Though the Southeast Asia video game industry may be relatively young, it is driven by the rapid rise in internet access and ownership of ICT devices. Hasnul explained that the market has an expected growth at a compound annual growth rate of 30% between 2015 and 2018.

“This is the fastest growth of any geographical region. In comparison, the global growth rate is estimated at 7% for the same period. Today, the region video games market represents approximately 4% of global consumption, and the numbers are projected to climb rapidly in five years’ time,” shared Hasnul.

Speaking of Malaysia specifically, he said, “We are seeing an increase in our talent pool in terms of quality and quantity. As our talent matures through valuable experiences and learning, the local creative ecosystem will certainly improve the knowledge gained from working with top international game developers.”

2. Malaysian eSports is growing exponentially

Once eSports gained official recognition from the government of Malaysia as a legitimate sport, the community in Malaysia has continued to grow over time.

astro egg 2“One of the biggest steps this year we’ve seen for e-sports has been Astro becoming the first TV network in Southeast Asia to launch a dedicated 24/7 eSports channel called eGG (Every Good Game).

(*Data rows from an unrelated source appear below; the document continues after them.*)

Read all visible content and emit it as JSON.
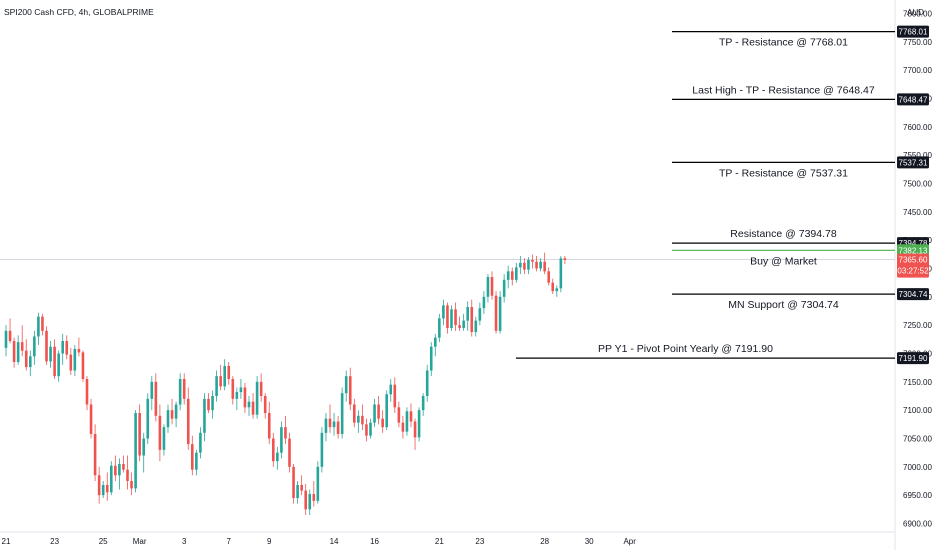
{
  "chart_data": {
    "type": "candlestick",
    "title": "SPI200 Cash CFD, 4h, GLOBALPRIME",
    "currency": "AUD",
    "ylim": [
      6885,
      7815
    ],
    "y_ticks": [
      7800,
      7750,
      7700,
      7650,
      7600,
      7550,
      7500,
      7450,
      7400,
      7350,
      7300,
      7250,
      7200,
      7150,
      7100,
      7050,
      7000,
      6950,
      6900
    ],
    "y_tick_labels": [
      "7800.00",
      "7750.00",
      "7700.00",
      "7650.00",
      "7600.00",
      "7550.00",
      "7500.00",
      "7450.00",
      "7400.00",
      "7350.00",
      "7300.00",
      "7250.00",
      "7200.00",
      "7150.00",
      "7100.00",
      "7050.00",
      "7000.00",
      "6950.00",
      "6900.00"
    ],
    "x_ticks": [
      {
        "label": "21",
        "index": 0
      },
      {
        "label": "23",
        "index": 12
      },
      {
        "label": "25",
        "index": 24
      },
      {
        "label": "Mar",
        "index": 33
      },
      {
        "label": "3",
        "index": 44
      },
      {
        "label": "7",
        "index": 55
      },
      {
        "label": "9",
        "index": 65
      },
      {
        "label": "14",
        "index": 81
      },
      {
        "label": "16",
        "index": 91
      },
      {
        "label": "21",
        "index": 107
      },
      {
        "label": "23",
        "index": 117
      },
      {
        "label": "28",
        "index": 133
      },
      {
        "label": "30",
        "index": 144
      },
      {
        "label": "Apr",
        "index": 154
      },
      {
        "label": "",
        "index": 166
      }
    ],
    "candles": [
      [
        7210,
        7250,
        7195,
        7240
      ],
      [
        7240,
        7262,
        7218,
        7222
      ],
      [
        7222,
        7228,
        7175,
        7185
      ],
      [
        7185,
        7232,
        7180,
        7220
      ],
      [
        7220,
        7250,
        7195,
        7205
      ],
      [
        7205,
        7225,
        7170,
        7176
      ],
      [
        7176,
        7205,
        7160,
        7195
      ],
      [
        7195,
        7240,
        7180,
        7230
      ],
      [
        7230,
        7272,
        7215,
        7265
      ],
      [
        7265,
        7270,
        7232,
        7240
      ],
      [
        7240,
        7248,
        7180,
        7186
      ],
      [
        7186,
        7222,
        7175,
        7212
      ],
      [
        7212,
        7225,
        7155,
        7160
      ],
      [
        7160,
        7205,
        7150,
        7200
      ],
      [
        7200,
        7235,
        7180,
        7222
      ],
      [
        7222,
        7232,
        7190,
        7198
      ],
      [
        7198,
        7210,
        7162,
        7170
      ],
      [
        7170,
        7215,
        7160,
        7208
      ],
      [
        7208,
        7228,
        7195,
        7202
      ],
      [
        7202,
        7205,
        7150,
        7155
      ],
      [
        7155,
        7160,
        7100,
        7110
      ],
      [
        7110,
        7120,
        7050,
        7058
      ],
      [
        7058,
        7075,
        6975,
        6985
      ],
      [
        6985,
        7000,
        6935,
        6950
      ],
      [
        6950,
        6975,
        6945,
        6968
      ],
      [
        6968,
        6990,
        6940,
        6955
      ],
      [
        6955,
        7010,
        6950,
        7002
      ],
      [
        7002,
        7020,
        6975,
        6985
      ],
      [
        6985,
        7015,
        6960,
        7005
      ],
      [
        7005,
        7020,
        6990,
        6995
      ],
      [
        6995,
        7020,
        6960,
        6975
      ],
      [
        6975,
        6990,
        6950,
        6962
      ],
      [
        6962,
        7100,
        6955,
        7095
      ],
      [
        7095,
        7110,
        7010,
        7020
      ],
      [
        7020,
        7060,
        6990,
        7050
      ],
      [
        7050,
        7130,
        7040,
        7120
      ],
      [
        7120,
        7160,
        7100,
        7150
      ],
      [
        7150,
        7165,
        7080,
        7090
      ],
      [
        7090,
        7110,
        7010,
        7030
      ],
      [
        7030,
        7075,
        7020,
        7070
      ],
      [
        7070,
        7110,
        7060,
        7100
      ],
      [
        7100,
        7120,
        7075,
        7085
      ],
      [
        7085,
        7115,
        7070,
        7110
      ],
      [
        7110,
        7165,
        7100,
        7155
      ],
      [
        7155,
        7165,
        7110,
        7120
      ],
      [
        7120,
        7140,
        7030,
        7040
      ],
      [
        7040,
        7055,
        6985,
        6995
      ],
      [
        6995,
        7030,
        6985,
        7025
      ],
      [
        7025,
        7070,
        7015,
        7060
      ],
      [
        7060,
        7130,
        7045,
        7120
      ],
      [
        7120,
        7130,
        7095,
        7100
      ],
      [
        7100,
        7135,
        7085,
        7125
      ],
      [
        7125,
        7170,
        7115,
        7160
      ],
      [
        7160,
        7180,
        7135,
        7142
      ],
      [
        7142,
        7190,
        7135,
        7178
      ],
      [
        7178,
        7185,
        7145,
        7155
      ],
      [
        7155,
        7160,
        7110,
        7120
      ],
      [
        7120,
        7140,
        7100,
        7132
      ],
      [
        7132,
        7155,
        7120,
        7140
      ],
      [
        7140,
        7148,
        7095,
        7105
      ],
      [
        7105,
        7125,
        7090,
        7115
      ],
      [
        7115,
        7130,
        7085,
        7092
      ],
      [
        7092,
        7160,
        7085,
        7150
      ],
      [
        7150,
        7165,
        7115,
        7125
      ],
      [
        7125,
        7130,
        7085,
        7095
      ],
      [
        7095,
        7115,
        7040,
        7050
      ],
      [
        7050,
        7060,
        7000,
        7010
      ],
      [
        7010,
        7035,
        6995,
        7025
      ],
      [
        7025,
        7080,
        7015,
        7070
      ],
      [
        7070,
        7090,
        7040,
        7050
      ],
      [
        7050,
        7060,
        6990,
        7000
      ],
      [
        7000,
        7005,
        6935,
        6945
      ],
      [
        6945,
        6975,
        6935,
        6968
      ],
      [
        6968,
        6985,
        6950,
        6958
      ],
      [
        6958,
        6970,
        6915,
        6925
      ],
      [
        6925,
        6960,
        6915,
        6952
      ],
      [
        6952,
        6975,
        6930,
        6940
      ],
      [
        6940,
        7010,
        6935,
        7000
      ],
      [
        7000,
        7070,
        6990,
        7060
      ],
      [
        7060,
        7095,
        7045,
        7085
      ],
      [
        7085,
        7110,
        7060,
        7070
      ],
      [
        7070,
        7095,
        7055,
        7080
      ],
      [
        7080,
        7090,
        7050,
        7058
      ],
      [
        7058,
        7140,
        7050,
        7130
      ],
      [
        7130,
        7170,
        7115,
        7160
      ],
      [
        7160,
        7175,
        7100,
        7110
      ],
      [
        7110,
        7120,
        7070,
        7078
      ],
      [
        7078,
        7100,
        7060,
        7090
      ],
      [
        7090,
        7110,
        7065,
        7075
      ],
      [
        7075,
        7085,
        7045,
        7055
      ],
      [
        7055,
        7085,
        7050,
        7078
      ],
      [
        7078,
        7120,
        7070,
        7110
      ],
      [
        7110,
        7125,
        7075,
        7085
      ],
      [
        7085,
        7100,
        7060,
        7070
      ],
      [
        7070,
        7135,
        7065,
        7128
      ],
      [
        7128,
        7155,
        7115,
        7145
      ],
      [
        7145,
        7158,
        7095,
        7105
      ],
      [
        7105,
        7115,
        7070,
        7078
      ],
      [
        7078,
        7090,
        7050,
        7062
      ],
      [
        7062,
        7105,
        7055,
        7098
      ],
      [
        7098,
        7112,
        7070,
        7080
      ],
      [
        7080,
        7085,
        7030,
        7052
      ],
      [
        7052,
        7105,
        7045,
        7100
      ],
      [
        7100,
        7130,
        7090,
        7125
      ],
      [
        7125,
        7180,
        7115,
        7170
      ],
      [
        7170,
        7220,
        7160,
        7212
      ],
      [
        7212,
        7235,
        7195,
        7228
      ],
      [
        7228,
        7270,
        7220,
        7262
      ],
      [
        7262,
        7295,
        7250,
        7285
      ],
      [
        7285,
        7290,
        7235,
        7245
      ],
      [
        7245,
        7285,
        7240,
        7278
      ],
      [
        7278,
        7290,
        7240,
        7250
      ],
      [
        7250,
        7265,
        7240,
        7245
      ],
      [
        7245,
        7270,
        7240,
        7258
      ],
      [
        7258,
        7292,
        7240,
        7282
      ],
      [
        7282,
        7295,
        7230,
        7238
      ],
      [
        7238,
        7265,
        7230,
        7258
      ],
      [
        7258,
        7290,
        7250,
        7280
      ],
      [
        7280,
        7310,
        7270,
        7300
      ],
      [
        7300,
        7340,
        7290,
        7335
      ],
      [
        7335,
        7345,
        7295,
        7302
      ],
      [
        7302,
        7310,
        7235,
        7240
      ],
      [
        7240,
        7310,
        7235,
        7300
      ],
      [
        7300,
        7340,
        7290,
        7330
      ],
      [
        7330,
        7355,
        7315,
        7345
      ],
      [
        7345,
        7352,
        7320,
        7330
      ],
      [
        7330,
        7360,
        7325,
        7352
      ],
      [
        7352,
        7372,
        7340,
        7360
      ],
      [
        7360,
        7368,
        7340,
        7348
      ],
      [
        7348,
        7370,
        7340,
        7365
      ],
      [
        7365,
        7375,
        7350,
        7362
      ],
      [
        7362,
        7372,
        7345,
        7350
      ],
      [
        7350,
        7368,
        7345,
        7362
      ],
      [
        7362,
        7378,
        7340,
        7345
      ],
      [
        7345,
        7352,
        7320,
        7325
      ],
      [
        7325,
        7332,
        7305,
        7310
      ],
      [
        7310,
        7320,
        7300,
        7315
      ],
      [
        7315,
        7372,
        7308,
        7368
      ],
      [
        7368,
        7372,
        7358,
        7365
      ]
    ],
    "horizontal_levels": [
      {
        "label": "TP - Resistance @ 7768.01",
        "price": 7768.01,
        "tag": "7768.01",
        "color": "#000000"
      },
      {
        "label": "Last High - TP - Resistance @ 7648.47",
        "price": 7648.47,
        "tag": "7648.47",
        "color": "#000000"
      },
      {
        "label": "TP - Resistance @ 7537.31",
        "price": 7537.31,
        "tag": "7537.31",
        "color": "#000000"
      },
      {
        "label": "Resistance @ 7394.78",
        "price": 7394.78,
        "tag": "7394.78",
        "color": "#000000"
      },
      {
        "label": "Buy @ Market",
        "price": 7382.13,
        "tag": "7382.13",
        "color": "#4caf50"
      },
      {
        "label": "MN Support @ 7304.74",
        "price": 7304.74,
        "tag": "7304.74",
        "color": "#000000"
      },
      {
        "label": "PP Y1 - Pivot Point Yearly @ 7191.90",
        "price": 7191.9,
        "tag": "7191.90",
        "color": "#000000"
      }
    ],
    "last_price": {
      "value": "7365.60",
      "countdown": "03:27:52",
      "color": "#ef5350"
    },
    "colors": {
      "up": "#26a69a",
      "down": "#ef5350",
      "text": "#131722",
      "grid_line": "#e0e3eb"
    }
  }
}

E-sports is a growing global phenomenon among the millennials and is expected to reach over 218 million audiences worldwide by year end 2016,” said Hasnul.

3. Malaysia already has local talent making a name internationally

Just this year alone has seen the local gaming industry grow and progress tremendously when it comes to game development. This allowed them the opportunity to collaborate with huge names in the international industry. Every gamer’s dream example would be Wan Hazmer and his collaboration with Square Enix as the lead game designer for the latest entry into their best-selling video game series, Final Fantasy XV.

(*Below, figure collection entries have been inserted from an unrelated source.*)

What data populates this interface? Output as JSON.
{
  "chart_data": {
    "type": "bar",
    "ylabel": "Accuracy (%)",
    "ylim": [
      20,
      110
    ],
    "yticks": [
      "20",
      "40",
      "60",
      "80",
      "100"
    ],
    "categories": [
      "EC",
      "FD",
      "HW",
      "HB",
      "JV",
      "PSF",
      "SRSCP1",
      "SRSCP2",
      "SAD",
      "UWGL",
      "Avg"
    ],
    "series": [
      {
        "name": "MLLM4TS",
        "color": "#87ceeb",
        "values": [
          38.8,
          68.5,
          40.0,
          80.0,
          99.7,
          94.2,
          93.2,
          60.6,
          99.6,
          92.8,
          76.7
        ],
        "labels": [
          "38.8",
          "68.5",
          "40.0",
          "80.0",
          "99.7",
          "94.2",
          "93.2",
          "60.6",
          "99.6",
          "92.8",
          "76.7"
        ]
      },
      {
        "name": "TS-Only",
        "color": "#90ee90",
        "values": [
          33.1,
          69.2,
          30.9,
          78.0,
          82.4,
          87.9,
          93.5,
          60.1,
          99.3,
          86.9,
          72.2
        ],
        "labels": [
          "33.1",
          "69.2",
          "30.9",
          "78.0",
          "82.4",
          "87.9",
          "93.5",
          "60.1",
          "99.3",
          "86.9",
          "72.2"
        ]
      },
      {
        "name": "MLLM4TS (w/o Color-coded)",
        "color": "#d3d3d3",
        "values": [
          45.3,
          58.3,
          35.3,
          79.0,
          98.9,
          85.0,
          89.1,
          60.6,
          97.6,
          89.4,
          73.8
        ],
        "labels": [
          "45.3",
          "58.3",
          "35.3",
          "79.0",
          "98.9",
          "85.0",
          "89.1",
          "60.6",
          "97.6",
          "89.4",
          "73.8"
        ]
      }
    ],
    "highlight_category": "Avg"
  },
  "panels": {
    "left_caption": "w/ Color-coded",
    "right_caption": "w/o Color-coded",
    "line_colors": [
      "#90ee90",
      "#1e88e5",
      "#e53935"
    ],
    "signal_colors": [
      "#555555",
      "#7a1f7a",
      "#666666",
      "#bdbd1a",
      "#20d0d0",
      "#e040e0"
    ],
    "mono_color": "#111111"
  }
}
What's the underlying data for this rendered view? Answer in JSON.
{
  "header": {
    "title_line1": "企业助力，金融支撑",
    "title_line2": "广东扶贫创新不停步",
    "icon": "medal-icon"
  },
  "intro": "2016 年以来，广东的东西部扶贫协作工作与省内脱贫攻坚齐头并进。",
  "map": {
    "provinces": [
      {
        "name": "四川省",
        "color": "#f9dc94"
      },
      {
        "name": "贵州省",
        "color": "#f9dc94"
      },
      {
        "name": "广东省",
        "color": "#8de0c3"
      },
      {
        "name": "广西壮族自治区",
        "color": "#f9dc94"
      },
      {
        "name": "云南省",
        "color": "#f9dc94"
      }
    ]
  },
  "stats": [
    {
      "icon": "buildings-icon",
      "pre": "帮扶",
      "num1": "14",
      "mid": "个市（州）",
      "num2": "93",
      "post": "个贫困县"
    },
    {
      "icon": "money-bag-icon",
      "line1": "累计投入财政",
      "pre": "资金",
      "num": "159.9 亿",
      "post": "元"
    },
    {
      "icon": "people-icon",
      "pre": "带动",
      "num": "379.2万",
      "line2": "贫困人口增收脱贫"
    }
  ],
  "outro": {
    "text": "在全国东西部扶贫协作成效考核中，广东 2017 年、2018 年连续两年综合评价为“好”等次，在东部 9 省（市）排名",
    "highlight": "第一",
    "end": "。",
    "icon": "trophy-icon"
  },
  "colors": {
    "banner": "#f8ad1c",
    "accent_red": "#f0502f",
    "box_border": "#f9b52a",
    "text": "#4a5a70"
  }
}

Earlier this year also saw Passion Republic collaborating with Naughty Dog for Uncharted 4: A Thief’s End, a critically-acclaimed top-selling game worldwide. This itself is already a testament of Malaysia growing as a creative content hub, with the right talent to thrive in the industry.

Hasnul believes there is still so much undiscovered talent within our own borders. “Take Wan Hazmer, for example. If he can make it into a world-renowned studio such as Square Enix, other local game artists and designers can also achieve the same success or even surpass those achievements in future,” said Hasnul.

4. The community is moving from consumers to creators

Many game developers have a common starting point: they were gamers first who loved the experiences they had, and wanted to create something of their own.

“The gaming industry is much more transparent today. People play games and they want to know how it works. Most importantly, gamers have great imagination or great stories that they want to convey through games and share with everyone. It’s almost similar to being a writer or a filmmaker—you have great passion for games, a captivating story and you want to share them with other gamers in the world,” said Hasnul.

Malaysia has begun taking the first few steps in discovering incredible creative talents to help identify and invest in their ideas that can enhance the nation’s talent pool. Events such as Kre8tif! Conference, LEVEL UP, IMGA and more are some chances our local community can join to be noticed for their creativity and innovation.

level-up-2016As part of its commitment to building a world-class gaming ecosystem in Malaysia and the region, MDEC is set to host LEVEL UP Kuala Lumpur 2016, one of Southeast Asia’s premier gaming conferences, to be held in Kuala Lumpur 5th to 9th November.

The event seeks to bring together prominent international and local players in the gaming industry to interact, educate and share knowledge on a wide range of subjects from content development to fundraising and business development and marketing.

“Fuelled by our local-grown talents, the government’s continuous support and market openness to investors, Malaysia is leading the charge to accelerate the growth and development of the games industry with our rising reputation as the leading hub for games development in Southeast Asia. MDEC is committed to recognizing and investing in talent pool as well as facilitating opportunities for game IP creation and commercialisation,” said Hasnul.